Jesús de Nazaret “anduvo haciendo bienes” (Hechos 10:38). Alimentó a las multitudes, sanó enfermos, e incluso resucitó muertos. Su voz calmó la tormenta, sus palabras dieron esperanza a muchos. Evidentemente, Jesús era más que un profeta, mucho más que un hombre.
Sin embargo, aquel viernes por la noche, tras el drama de la crucifixión, Jesús fue envuelto en un sudario y depositado en una tumba excavada en la roca. Las mujeres que lo habían seguido vieron dónde lo ponían. Sus discípulos se lamentaron y lloraron (Marcos 16:10). ¡Todos estaban angustiados por el trágico final de su Maestro! Habían puesto toda su esperanza en él, habían comprendido que él era el Mesías prometido. Pero su nación lo odiaba y, en acuerdo con el invasor romano, lo crucificaron como a un malhechor. Dios parecía callar…

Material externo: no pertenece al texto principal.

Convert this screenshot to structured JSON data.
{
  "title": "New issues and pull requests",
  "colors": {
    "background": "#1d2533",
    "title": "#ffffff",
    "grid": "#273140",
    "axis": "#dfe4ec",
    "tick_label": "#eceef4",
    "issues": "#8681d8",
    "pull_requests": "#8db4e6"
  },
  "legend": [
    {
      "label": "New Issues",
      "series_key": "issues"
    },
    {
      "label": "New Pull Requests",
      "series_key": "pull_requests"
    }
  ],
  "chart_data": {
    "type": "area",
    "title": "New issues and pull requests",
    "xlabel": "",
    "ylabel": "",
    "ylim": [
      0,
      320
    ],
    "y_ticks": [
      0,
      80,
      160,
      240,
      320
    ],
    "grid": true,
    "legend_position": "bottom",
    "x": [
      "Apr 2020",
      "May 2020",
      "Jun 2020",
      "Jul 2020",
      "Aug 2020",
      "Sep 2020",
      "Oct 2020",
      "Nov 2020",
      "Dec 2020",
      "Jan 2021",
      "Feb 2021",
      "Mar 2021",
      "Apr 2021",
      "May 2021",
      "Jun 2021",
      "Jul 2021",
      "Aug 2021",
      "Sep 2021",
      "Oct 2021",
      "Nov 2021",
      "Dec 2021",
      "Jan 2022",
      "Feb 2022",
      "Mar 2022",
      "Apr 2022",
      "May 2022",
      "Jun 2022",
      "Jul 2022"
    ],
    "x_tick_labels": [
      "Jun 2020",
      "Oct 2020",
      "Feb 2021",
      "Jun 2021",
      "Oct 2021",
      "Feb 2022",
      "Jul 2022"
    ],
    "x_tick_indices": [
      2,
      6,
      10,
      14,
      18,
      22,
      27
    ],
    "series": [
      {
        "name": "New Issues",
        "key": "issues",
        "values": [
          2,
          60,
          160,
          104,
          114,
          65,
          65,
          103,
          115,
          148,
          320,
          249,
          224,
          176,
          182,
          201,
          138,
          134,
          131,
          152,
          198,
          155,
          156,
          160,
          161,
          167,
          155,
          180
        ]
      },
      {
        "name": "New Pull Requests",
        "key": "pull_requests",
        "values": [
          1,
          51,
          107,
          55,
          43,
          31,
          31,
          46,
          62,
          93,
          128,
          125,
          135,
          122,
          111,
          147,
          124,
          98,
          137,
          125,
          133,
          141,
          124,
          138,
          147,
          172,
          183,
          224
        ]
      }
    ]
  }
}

Sin embargo, pasado el día de reposo, al amanecer del primer día de la semana, el domingo, sucedieron cosas extraordinarias: la tierra tembló, un ángel descendió y rodó la piedra que cerraba el sepulcro. ¡La tumba estaba vacía! Dios, que parecía tan lejano, mostró “la supereminente grandeza de su poder” (Efesios 1:19) resucitando a su Hijo. El día más sombrío dio lugar al día más hermoso. Los discípulos se alegraron viendo al Señor resucitado (Juan 20:20). Podrían haber cantado como el autor del salmo: “Has cambiado mi lamento en baile” (Salmo 30:11). ¡El Señor vive, el luto se cambió en un gran gozo!
¡Alabemos a Dios a la luz de esta maravillosa mañana!